Offerings from a ‘New Wave’ masterSitting through a single film for 12 hours, as well as making such a film, certainly is not typical.
For the French director Jacques Rivette, however, the length stemmed from his view that it served the medium in the proper way. This was his 1971 film “Out 1,” which he later reluctantly edited to four hours.
Born in 1928 and starting out as a critic, Rivette has been among the last guardians of Nouvelle Vague, or the French New Wave, ever since his 1960 debut.
Starting today, Seoul Art Cinema presents 13 films spanning the director’s decades-long career over 10 days.
But don’t worry, the movies being screened do not have that monstrous length, remaining viewer-friendly for a Rivette film. Being shown with English subtitles are “La Belle Noiseuse” (The Beautiful Troublemaker, 1991), “Haut Bas Fragile” (Up, Down, Fragile, 1996) and “Secret Defense” (1998).
Rivette received rather belated acclaim as a director, yet his auteurist attitude of bringing stage drama, literature and cinema together on the silver screen never flagged.

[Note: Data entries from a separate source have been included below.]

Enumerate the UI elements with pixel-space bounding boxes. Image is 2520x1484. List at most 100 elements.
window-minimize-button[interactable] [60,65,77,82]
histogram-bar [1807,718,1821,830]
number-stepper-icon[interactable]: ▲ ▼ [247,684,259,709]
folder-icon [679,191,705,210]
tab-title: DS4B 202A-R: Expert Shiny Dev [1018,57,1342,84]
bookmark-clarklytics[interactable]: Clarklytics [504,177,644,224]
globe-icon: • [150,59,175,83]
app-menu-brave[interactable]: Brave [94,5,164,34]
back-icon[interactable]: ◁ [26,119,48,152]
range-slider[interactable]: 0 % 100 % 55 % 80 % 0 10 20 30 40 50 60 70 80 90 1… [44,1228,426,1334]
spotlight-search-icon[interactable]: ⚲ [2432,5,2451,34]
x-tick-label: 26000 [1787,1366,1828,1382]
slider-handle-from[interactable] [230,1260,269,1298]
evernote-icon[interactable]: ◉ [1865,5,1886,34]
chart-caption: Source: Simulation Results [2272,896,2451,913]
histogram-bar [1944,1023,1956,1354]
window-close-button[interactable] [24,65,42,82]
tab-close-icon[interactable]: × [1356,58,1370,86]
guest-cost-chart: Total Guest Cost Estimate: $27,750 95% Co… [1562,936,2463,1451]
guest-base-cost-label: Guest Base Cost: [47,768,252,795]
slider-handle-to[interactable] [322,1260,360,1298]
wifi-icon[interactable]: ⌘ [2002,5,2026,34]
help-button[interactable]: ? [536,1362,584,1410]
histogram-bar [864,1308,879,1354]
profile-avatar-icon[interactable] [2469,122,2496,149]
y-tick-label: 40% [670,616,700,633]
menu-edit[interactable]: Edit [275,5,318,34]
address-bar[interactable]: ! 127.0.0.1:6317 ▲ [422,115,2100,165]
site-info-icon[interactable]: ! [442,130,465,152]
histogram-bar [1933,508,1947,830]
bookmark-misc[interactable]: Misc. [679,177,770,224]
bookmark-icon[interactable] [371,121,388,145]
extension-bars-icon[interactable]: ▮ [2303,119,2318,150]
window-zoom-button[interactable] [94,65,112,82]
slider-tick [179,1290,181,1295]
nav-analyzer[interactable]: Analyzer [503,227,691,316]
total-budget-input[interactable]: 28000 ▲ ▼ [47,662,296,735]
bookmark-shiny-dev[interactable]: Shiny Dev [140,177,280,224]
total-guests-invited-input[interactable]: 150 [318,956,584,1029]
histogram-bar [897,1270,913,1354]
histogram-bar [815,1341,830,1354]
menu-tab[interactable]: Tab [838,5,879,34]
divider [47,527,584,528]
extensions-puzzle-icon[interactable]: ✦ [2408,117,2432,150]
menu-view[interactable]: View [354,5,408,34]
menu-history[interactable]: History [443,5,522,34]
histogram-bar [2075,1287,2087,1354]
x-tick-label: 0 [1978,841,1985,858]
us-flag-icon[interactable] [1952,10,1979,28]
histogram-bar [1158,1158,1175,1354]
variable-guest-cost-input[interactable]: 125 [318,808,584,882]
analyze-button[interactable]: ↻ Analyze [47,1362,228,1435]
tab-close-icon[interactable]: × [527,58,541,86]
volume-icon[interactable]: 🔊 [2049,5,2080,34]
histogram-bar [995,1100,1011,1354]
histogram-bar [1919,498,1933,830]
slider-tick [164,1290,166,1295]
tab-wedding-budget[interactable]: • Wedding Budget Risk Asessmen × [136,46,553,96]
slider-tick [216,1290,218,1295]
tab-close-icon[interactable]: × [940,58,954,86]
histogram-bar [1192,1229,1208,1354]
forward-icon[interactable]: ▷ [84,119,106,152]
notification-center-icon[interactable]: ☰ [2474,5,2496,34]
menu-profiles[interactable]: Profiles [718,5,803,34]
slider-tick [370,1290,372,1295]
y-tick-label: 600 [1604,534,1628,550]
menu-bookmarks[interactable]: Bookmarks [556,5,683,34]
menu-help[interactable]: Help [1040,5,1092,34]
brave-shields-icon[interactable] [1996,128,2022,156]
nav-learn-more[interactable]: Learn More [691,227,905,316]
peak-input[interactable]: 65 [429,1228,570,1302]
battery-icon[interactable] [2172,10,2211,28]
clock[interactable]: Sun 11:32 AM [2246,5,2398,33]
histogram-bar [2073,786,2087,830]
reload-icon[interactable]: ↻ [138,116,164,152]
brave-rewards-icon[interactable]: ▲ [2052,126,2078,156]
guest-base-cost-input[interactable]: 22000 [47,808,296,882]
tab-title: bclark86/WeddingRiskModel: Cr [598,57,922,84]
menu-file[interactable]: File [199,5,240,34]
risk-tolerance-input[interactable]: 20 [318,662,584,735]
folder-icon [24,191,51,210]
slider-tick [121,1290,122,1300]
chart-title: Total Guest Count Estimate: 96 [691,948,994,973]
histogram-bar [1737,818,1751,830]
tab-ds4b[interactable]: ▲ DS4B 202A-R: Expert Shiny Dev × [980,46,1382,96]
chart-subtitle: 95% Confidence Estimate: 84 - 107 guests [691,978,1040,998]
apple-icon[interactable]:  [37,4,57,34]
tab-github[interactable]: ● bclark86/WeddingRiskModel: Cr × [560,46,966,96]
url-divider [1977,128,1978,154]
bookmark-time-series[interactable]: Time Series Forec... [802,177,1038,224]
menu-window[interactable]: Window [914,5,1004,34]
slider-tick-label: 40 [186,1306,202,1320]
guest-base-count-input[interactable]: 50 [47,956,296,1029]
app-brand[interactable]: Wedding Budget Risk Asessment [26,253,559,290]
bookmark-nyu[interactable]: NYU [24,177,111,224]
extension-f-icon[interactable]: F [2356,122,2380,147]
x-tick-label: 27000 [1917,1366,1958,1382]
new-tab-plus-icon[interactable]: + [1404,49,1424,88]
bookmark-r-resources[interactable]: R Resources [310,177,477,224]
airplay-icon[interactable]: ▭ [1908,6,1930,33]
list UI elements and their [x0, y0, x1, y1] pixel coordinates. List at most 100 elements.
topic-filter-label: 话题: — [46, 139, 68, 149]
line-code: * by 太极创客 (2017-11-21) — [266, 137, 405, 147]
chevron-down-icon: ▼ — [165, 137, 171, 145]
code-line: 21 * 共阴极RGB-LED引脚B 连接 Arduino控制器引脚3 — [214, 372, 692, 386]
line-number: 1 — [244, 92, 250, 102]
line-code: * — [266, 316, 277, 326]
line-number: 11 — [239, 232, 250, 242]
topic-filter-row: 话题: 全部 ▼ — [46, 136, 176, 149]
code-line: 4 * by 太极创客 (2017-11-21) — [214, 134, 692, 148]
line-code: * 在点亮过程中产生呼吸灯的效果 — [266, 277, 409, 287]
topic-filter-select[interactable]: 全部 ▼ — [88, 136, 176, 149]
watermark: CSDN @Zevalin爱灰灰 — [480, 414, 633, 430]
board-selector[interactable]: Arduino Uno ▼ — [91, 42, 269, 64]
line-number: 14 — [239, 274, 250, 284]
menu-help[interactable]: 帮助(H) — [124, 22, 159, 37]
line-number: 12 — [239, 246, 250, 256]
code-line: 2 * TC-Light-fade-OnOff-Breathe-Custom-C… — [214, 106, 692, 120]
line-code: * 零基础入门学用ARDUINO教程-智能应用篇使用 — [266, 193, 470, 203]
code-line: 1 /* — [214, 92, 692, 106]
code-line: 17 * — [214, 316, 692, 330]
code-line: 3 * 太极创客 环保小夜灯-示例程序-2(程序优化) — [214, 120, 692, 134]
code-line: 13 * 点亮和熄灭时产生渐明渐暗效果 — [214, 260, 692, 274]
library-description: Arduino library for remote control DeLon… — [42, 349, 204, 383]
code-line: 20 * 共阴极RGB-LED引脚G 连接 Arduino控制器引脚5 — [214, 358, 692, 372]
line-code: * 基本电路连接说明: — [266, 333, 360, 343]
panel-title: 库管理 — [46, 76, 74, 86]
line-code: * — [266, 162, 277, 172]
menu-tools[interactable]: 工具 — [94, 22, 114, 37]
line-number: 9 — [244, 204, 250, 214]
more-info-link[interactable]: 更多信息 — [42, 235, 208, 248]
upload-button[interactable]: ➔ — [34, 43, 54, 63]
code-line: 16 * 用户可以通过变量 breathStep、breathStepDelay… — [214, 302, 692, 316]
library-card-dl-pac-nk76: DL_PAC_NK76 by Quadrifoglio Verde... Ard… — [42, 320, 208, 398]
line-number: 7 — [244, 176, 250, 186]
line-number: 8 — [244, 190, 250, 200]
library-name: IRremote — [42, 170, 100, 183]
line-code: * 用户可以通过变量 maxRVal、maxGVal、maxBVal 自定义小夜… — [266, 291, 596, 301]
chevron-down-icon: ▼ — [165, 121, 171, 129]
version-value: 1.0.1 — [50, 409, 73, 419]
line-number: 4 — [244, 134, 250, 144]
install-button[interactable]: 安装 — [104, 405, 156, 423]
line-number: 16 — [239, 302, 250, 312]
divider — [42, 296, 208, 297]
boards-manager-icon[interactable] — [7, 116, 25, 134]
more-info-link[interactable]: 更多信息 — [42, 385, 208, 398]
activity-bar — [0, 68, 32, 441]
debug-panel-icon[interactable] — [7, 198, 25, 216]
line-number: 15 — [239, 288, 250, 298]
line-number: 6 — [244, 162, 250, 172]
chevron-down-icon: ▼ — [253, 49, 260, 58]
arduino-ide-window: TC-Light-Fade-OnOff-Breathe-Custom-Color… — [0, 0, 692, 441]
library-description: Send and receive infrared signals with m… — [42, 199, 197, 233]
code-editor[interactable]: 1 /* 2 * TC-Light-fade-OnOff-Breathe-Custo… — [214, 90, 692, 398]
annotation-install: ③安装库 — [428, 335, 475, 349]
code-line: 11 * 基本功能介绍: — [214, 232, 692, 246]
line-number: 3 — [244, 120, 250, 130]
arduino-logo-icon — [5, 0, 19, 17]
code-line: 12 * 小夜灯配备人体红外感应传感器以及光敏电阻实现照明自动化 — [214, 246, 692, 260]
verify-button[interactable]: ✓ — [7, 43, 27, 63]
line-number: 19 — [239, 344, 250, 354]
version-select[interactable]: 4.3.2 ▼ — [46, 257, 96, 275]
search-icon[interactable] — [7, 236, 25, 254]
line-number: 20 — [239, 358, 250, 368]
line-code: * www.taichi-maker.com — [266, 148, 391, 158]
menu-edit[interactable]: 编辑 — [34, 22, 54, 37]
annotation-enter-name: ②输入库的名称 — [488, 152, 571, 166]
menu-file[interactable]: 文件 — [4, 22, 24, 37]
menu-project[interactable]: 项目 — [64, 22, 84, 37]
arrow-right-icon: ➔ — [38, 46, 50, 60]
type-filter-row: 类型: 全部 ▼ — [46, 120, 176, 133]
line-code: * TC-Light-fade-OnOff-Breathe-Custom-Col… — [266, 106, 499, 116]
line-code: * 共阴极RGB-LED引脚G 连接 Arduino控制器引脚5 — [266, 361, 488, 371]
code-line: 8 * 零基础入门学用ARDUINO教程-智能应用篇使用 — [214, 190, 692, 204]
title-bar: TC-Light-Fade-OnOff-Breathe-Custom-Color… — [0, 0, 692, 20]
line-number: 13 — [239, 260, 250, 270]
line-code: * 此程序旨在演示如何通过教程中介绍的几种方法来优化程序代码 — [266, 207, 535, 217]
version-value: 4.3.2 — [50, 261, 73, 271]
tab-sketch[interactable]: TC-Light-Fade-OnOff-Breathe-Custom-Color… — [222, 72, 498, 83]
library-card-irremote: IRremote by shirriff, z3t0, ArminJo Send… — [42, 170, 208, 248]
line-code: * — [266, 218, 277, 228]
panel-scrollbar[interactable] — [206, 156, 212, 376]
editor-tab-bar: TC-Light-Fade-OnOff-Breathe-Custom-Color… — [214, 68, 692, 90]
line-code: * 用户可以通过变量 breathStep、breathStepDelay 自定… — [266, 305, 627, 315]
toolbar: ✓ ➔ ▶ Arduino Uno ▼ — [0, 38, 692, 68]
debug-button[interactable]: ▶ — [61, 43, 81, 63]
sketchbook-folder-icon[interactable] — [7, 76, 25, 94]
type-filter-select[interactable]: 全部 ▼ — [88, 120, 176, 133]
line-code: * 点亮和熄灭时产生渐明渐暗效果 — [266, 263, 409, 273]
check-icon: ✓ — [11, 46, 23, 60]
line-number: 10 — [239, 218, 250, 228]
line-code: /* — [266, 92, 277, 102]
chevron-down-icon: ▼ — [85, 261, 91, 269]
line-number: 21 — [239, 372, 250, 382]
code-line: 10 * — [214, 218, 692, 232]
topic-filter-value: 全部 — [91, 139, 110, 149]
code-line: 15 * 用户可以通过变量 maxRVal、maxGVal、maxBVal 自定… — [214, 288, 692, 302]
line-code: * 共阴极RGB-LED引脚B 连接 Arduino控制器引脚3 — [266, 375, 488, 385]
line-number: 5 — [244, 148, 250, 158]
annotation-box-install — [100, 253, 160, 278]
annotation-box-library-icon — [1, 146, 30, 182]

Making the most of such a diversity of genres, Rivette’s films also feature an interplay of reality and fantasy.
Arguably the most critically acclaimed and most commercially successful Rivette film is “The Beautiful Troublemaker,” released in Korea as “The Nude Model,” which earned the Grand Prize at the Cannes International Film Festival.
The camera tenaciously follows a frustrated painter obsessed with producing a masterpiece, who cautiously resumes taking up his brush after meeting an attractive young woman.
Another English-subtitled film, “Up, Down, Fragile,” with the Korean title “Hide-and-Seek in Paris,” is an interesting musical, telling the story of three women, their loves, secrets and lives.
Another Rivette must-see is “Celine et Jule Vont en Bateau” (Celine and Julie Go Boating, 1974) in which Rivette creates a cute little fantasy, mingled with reality, as the two lead characters start out as strangers yet end up slowly finding a connection.
Unlimited in the pursuit of genres, Rivette also directed a thriller, “Secret Defense,” in which a modern-day transformation of the Electra complex is given a sophisticated touch.
Rivette’s recent works like “Va Savoire” (Who Knows?) are also included in Seoul Art Cinema’s first 2005 treat for cinephiles.